I know, I was just responding to the other guy. If you just need a modicum of privacy from passive snooping, then countermail is likely to be just fine. Hell, Hushmail is probably OK for that too. But I wouldn't trust it for any sort of "real work" like Fortune 500 business secrets and the like.

Well GPG/PGP takes some work and takes some knowledge, so in that sense it isn't free. But I am not against countermail or anyone else charging for their service.

I agree. Knowing who is talking to whom is a big part of "intelligence." But even if you use countermail, it wouldn't be hard to figure out who is talking to whom. So, really, it is no better than using PGP/GPG over Gmail. If you need anonymity as well, then there are other ways to achieve that and for free.
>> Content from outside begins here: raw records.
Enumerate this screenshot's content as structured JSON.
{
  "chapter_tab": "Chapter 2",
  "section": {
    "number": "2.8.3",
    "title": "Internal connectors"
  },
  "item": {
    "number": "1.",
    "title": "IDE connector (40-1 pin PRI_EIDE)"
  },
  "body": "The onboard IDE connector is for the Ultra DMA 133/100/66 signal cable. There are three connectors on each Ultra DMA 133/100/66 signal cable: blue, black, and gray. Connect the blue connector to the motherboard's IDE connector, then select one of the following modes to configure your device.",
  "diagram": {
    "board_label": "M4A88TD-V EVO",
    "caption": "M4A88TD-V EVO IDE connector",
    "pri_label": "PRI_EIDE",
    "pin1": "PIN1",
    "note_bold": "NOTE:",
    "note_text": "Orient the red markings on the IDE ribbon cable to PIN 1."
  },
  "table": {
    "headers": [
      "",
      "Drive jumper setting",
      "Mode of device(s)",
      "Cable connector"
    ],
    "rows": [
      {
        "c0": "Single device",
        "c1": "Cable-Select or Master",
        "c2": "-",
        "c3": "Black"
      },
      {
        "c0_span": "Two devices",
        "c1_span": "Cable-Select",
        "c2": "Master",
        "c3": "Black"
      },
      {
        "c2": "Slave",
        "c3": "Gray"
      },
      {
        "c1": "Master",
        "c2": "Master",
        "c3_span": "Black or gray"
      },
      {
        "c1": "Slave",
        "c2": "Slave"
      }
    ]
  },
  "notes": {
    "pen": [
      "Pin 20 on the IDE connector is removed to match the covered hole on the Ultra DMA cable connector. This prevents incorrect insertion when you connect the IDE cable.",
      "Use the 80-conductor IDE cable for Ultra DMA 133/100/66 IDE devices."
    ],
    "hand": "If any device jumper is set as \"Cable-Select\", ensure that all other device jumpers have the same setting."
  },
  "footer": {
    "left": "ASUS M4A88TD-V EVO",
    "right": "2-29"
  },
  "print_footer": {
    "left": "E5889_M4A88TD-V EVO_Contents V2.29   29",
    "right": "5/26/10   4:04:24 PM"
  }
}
Well, the whole point of tormail is anonymity. Since it is using an .onion address, it is by definition anonymous. This means the deliverers want to remain anonymous as much as the users. Looking at it like that doesn't make me suspicious -- they probably want to provide a service but don't want to be held accountable for any nefarious activities (though they do try to stop spammers).

The bottom line is, if you trust Tor, then the Tormail people can't track you. So in a sense, it doesn't matter who they are. I suspect it is just a couple of guys who have access to an old box they use as a mail server. It could even be a group like EFF behind it to help people in oppressive countries. I am speculating. We just don't know, which is kind of the whole point.

Good point. This is why I don't like gmail. I have some personal conversations with people on there and I don't like the thought of anyone being able to view it without a warrant. But they can. Unfortunately most people I talk to in email just don't care about privacy (because they are ignorant and are not aware of the fact you just stated).

The problem is, there is simply no way around this "6 month rule" unless you run your own mail server. And since almost no ISP will allow you to do that (against TOS), then we are all forced to have our mail stored on someone else's server. There's no way around it. Since this is true, I just use Gmail since it is the "best" of all the snooping mail services.